Vabbè, detto questo, lo ammetto, non sono una veggente. Se non fosse successo niente anch'io, come tutti, avrei visto una portinaia, il più delle volte con la luna storta. Ma non molto tempo fa è successa una cosa, ed è strano che la domanda di monsieur Ozu sia capitata proprio ora. Quindici giorni fa Antoine Pallières ha rovesciato la borsa della spesa di madame Michel mentre lei stava aprendo la porta. Antoine Pallières è il figlio di monsieur Pallières, l'industriale del sesto piano, un tizio che dà lezioni di morale a papà sul modo di gestire la Francia e vende armi a dei criminali internazionali. Suo figlio è meno pericoloso perché è proprio un cretino, ma non si sa mai: spesso la nocività è un dono di famiglia. Per farla breve, Antoine Pallières ha rovesciato la sporta di madame Michel. Le rape, la pasta, i dadi e il sapone di Marsiglia sono caduti fuori, e nella borsa per terra ho intravisto che sbucava un libro. Dico intravisto perché madame Michel si è precipitata per raccogliere il tutto, guardando Antoine (che di certo non aveva nessuna intenzione di alzare un dito) con astio ma anche con una punta di preoccupazione. Lui non ha visto nulla, ma a me è bastato quell'attimo per capire quale libro c'era nella sporta di madame Michel, o perlomeno che genere di libro: infatti sulla scrivania di Colombe ce ne sono un sacco dello stesso tipo, da quando fa filosofia. Era un libro delle edizioni Vrin, editore superspecializzato in filosofia universitaria. "Cosa ci fa una portinaia con un libro della Vrin nella borsa della spesa?" è la domanda che ovviamente mi sono posta, a differenza di Antoine Pallières.
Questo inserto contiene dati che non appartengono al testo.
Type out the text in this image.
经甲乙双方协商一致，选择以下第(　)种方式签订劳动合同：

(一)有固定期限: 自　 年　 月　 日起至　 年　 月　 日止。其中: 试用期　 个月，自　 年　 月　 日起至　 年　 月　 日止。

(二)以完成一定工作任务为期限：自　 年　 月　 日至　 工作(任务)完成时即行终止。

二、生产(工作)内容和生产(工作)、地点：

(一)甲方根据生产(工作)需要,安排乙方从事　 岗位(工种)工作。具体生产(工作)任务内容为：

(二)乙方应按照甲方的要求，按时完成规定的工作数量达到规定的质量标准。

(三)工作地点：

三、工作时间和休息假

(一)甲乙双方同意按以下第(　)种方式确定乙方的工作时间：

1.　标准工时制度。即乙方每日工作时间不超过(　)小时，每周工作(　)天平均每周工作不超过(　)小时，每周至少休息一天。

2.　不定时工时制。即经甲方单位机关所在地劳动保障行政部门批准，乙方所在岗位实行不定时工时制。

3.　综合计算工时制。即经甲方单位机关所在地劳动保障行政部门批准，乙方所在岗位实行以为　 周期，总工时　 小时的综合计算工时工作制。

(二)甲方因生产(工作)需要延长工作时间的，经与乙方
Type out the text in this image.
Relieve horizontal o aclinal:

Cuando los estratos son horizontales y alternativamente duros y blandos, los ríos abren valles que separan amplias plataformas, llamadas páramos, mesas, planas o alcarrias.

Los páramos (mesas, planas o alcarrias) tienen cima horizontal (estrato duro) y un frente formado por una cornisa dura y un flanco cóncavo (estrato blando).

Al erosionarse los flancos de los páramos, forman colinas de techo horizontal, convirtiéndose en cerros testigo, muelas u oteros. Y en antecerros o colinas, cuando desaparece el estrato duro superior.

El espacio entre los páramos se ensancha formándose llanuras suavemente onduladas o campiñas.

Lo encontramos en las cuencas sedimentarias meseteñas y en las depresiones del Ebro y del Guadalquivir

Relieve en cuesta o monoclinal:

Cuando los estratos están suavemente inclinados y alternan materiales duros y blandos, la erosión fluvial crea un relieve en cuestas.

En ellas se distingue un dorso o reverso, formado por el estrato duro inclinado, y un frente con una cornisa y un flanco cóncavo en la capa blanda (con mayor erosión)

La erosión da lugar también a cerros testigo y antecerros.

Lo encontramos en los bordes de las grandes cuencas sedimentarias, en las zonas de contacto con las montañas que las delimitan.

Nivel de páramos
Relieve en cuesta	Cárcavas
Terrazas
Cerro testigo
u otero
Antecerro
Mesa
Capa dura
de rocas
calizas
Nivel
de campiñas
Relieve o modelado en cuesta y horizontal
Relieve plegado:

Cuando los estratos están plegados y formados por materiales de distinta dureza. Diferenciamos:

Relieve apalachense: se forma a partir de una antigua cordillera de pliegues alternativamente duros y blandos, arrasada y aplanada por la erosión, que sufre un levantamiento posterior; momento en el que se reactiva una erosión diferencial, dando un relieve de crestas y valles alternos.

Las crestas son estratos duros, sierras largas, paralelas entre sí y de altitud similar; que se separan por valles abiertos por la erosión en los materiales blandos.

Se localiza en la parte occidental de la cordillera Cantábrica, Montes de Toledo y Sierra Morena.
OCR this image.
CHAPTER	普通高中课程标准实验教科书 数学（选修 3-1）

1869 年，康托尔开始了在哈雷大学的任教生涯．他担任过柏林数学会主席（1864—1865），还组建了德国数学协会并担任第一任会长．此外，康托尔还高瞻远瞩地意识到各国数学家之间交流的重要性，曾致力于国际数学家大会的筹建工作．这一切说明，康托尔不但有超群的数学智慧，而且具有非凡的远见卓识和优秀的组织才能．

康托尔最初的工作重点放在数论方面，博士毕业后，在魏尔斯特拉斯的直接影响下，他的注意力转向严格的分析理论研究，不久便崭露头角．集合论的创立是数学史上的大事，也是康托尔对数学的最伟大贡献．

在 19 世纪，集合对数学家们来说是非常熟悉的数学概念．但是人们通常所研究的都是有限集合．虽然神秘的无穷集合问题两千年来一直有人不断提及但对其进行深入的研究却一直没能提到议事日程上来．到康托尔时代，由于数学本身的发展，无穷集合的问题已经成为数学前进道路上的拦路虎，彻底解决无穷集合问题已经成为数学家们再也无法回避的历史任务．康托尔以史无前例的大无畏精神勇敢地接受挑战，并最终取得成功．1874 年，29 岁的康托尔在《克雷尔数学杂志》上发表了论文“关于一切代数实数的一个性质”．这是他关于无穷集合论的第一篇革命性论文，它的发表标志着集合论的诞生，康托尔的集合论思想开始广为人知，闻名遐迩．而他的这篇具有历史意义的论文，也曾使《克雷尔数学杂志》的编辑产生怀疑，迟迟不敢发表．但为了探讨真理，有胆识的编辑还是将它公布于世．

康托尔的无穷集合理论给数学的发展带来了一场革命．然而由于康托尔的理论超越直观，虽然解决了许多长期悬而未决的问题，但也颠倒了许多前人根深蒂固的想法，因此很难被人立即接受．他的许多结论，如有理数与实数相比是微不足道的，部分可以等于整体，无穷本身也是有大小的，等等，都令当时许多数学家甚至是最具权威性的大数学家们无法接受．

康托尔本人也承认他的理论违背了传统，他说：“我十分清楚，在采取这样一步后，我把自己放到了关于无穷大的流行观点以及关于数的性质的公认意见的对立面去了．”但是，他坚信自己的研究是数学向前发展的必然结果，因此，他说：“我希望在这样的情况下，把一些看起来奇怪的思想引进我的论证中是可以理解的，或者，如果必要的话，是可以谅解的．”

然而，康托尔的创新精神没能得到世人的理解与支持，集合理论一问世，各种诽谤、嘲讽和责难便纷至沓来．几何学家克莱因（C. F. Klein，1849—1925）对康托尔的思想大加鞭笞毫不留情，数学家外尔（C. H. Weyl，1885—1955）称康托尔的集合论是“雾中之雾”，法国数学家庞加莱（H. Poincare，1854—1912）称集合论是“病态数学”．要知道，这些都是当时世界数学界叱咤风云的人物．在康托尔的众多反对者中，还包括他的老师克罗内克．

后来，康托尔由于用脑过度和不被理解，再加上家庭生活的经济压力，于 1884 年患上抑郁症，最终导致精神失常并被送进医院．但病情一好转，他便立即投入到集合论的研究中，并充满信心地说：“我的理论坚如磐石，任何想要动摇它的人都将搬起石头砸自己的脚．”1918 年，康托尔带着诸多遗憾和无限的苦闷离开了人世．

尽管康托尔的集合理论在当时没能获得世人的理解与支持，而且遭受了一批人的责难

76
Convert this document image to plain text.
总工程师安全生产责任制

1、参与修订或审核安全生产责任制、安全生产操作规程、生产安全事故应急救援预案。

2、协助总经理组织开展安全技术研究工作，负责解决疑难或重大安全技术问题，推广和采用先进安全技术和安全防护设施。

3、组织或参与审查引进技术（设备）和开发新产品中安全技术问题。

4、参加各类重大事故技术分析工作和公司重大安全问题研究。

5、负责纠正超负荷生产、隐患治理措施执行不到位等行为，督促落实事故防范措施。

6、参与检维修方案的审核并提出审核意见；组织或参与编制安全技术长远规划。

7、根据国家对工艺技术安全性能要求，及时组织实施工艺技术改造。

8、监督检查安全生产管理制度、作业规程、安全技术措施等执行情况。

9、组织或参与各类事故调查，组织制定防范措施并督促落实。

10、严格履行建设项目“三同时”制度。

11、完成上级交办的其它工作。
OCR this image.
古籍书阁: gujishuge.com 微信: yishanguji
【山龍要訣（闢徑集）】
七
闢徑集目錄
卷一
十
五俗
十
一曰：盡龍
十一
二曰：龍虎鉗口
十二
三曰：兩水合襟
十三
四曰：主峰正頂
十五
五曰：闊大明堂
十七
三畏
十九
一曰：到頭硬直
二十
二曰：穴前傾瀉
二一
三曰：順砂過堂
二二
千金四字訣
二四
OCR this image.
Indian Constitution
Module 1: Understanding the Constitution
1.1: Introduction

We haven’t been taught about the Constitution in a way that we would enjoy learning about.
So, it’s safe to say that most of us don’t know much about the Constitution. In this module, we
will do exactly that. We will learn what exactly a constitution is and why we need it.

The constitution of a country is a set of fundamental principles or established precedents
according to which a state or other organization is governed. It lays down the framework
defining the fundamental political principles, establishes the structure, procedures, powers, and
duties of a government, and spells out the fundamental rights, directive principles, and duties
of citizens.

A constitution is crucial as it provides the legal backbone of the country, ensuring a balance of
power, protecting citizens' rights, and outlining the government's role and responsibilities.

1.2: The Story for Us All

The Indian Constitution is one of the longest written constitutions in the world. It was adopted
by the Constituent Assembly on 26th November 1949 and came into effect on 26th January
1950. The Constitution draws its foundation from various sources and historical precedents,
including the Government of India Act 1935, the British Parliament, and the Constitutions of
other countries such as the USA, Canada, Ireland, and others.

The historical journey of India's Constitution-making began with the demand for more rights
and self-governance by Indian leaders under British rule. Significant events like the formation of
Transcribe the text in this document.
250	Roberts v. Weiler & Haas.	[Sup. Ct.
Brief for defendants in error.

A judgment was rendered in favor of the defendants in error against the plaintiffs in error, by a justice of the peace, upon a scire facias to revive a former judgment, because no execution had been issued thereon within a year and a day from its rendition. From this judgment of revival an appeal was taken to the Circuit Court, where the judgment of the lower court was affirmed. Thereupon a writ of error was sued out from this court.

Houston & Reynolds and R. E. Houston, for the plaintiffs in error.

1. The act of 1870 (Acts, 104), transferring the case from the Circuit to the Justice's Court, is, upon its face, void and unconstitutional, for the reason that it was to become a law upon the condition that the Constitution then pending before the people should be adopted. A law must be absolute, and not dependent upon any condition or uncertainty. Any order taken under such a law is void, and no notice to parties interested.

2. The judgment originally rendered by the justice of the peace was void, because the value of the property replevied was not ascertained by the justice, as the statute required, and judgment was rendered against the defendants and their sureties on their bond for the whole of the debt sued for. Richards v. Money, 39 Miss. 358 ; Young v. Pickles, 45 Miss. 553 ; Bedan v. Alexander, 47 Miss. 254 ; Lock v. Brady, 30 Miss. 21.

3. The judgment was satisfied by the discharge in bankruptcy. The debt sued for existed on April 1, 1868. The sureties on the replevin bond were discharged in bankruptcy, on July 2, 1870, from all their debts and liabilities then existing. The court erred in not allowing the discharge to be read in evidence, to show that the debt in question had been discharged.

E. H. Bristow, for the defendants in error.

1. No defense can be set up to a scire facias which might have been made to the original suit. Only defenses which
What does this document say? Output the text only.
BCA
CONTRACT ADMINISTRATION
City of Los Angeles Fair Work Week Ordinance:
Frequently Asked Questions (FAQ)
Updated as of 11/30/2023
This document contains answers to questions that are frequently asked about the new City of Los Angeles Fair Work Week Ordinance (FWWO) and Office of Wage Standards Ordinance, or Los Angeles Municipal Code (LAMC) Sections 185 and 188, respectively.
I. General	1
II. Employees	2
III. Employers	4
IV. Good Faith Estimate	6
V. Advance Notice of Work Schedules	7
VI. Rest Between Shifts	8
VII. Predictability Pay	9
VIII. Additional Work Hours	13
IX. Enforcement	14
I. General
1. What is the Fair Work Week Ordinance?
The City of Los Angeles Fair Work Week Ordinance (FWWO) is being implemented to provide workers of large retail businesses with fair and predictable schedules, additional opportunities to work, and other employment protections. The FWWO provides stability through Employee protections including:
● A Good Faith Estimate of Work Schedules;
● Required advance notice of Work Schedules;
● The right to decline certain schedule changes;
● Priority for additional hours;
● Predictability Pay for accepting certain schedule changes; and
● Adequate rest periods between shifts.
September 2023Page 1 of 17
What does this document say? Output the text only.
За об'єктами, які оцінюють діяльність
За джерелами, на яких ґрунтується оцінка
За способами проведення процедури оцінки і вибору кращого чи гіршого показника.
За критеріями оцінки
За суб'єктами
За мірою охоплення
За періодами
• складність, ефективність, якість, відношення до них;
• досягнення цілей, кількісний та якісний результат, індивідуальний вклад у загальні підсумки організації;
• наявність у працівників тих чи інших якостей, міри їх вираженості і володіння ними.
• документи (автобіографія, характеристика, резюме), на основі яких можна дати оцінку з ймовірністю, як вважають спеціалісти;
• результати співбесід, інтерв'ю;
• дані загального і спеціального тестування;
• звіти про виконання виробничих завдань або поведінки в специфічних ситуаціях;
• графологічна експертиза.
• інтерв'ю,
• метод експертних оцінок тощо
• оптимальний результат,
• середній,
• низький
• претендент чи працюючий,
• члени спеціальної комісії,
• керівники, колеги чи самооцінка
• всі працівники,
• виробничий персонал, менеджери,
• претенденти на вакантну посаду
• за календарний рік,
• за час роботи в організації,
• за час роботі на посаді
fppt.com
«Lo penso anch'io» ho risposto a monsieur Ozu, e da vicini di casa siamo subito passati a una relazione più intima, quella tra cospiratori. Ci siamo scambiati le nostre impressioni su madame Michel, monsieur Ozu scommette che sia un'erudita principessa clandestina, e ci siamo lasciati con la promessa di indagare.

Ecco quindi il mio pensiero del giorno: per la prima volta ho incontrato qualcuno che cerca le persone e che vede oltre. Può sembrare banale, eppure credo che sia profondo. Non vediamo mai al di là delle nostre certezze e, cosa ancora più grave, abbiamo rinunciato all'incontro, non facciamo che incontrare noi stessi in questi specchi perenni senza nemmeno riconoscerci. Se ci accorgessimo, se prendessimo coscienza del fatto che nell'altro guardiamo solo noi stessi, che siamo soli nel deserto, potremmo impazzire. Quando mia madre offre degli amaretti di Ladurée a madame de Broglie, non fa che raccontare a sé stessa la storia della sua vita, sgranocchiando il proprio sapore; quando papà beve il caffè leggendo il giornale, si contempla in uno specchio tipo auto-suggestione cosciente del metodo Coué; quando Colombe parla delle conferenze di Marian, blatera davanti al riflesso di sé stessa, e quando le persone passano davanti alla portinaia, non vedono nulla perché lì non si vedono riflesse.

Io invece supplico il destino di darmi la possibilità di vedere al di là di me stessa e di incontrare qualcuno.